Acknowledgement of the input from each school was symbolised by a five-pointed star. So that no school received more acknowledgment than the others, the star was drawn in such a manner that none of the five branches of the star actually formed a point. Each branch of the star has a curved appearance, reminiscent of the cherry blossom flower (or Sakura), revered in Japan.

The red circle in the middle depicts the red sun which is representative of Japan - the land of the rising sun.
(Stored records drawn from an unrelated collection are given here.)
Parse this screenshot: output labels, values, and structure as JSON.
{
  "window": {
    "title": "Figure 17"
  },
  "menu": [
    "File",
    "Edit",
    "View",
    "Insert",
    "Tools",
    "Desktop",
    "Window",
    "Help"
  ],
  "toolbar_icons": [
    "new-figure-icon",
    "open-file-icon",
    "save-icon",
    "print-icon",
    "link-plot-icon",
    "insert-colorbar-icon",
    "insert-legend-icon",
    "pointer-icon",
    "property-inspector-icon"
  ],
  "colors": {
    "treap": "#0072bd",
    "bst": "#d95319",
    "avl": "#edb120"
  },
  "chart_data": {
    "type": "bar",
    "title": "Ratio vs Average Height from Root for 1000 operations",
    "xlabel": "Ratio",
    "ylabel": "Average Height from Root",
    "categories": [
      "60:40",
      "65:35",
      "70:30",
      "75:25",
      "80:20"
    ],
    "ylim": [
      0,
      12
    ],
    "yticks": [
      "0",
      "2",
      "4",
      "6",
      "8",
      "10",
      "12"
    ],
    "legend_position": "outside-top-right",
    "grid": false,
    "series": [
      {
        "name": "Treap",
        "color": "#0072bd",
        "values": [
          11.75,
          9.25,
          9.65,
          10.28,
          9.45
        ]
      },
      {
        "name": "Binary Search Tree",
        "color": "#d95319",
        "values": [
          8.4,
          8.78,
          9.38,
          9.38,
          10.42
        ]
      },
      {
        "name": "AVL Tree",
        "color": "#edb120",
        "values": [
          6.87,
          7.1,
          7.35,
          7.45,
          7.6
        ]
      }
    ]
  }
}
The red colour of the star symbolises the reference to the "blood sport" of fights to the death, and the black outline reveres the "master level" belt attainable by Kyushin Ryu practitioners.

The shōguns were regarded amongst the highest levels of Japanese society during their time, and was reflected in the choice of a star as the prominent feature of the badge.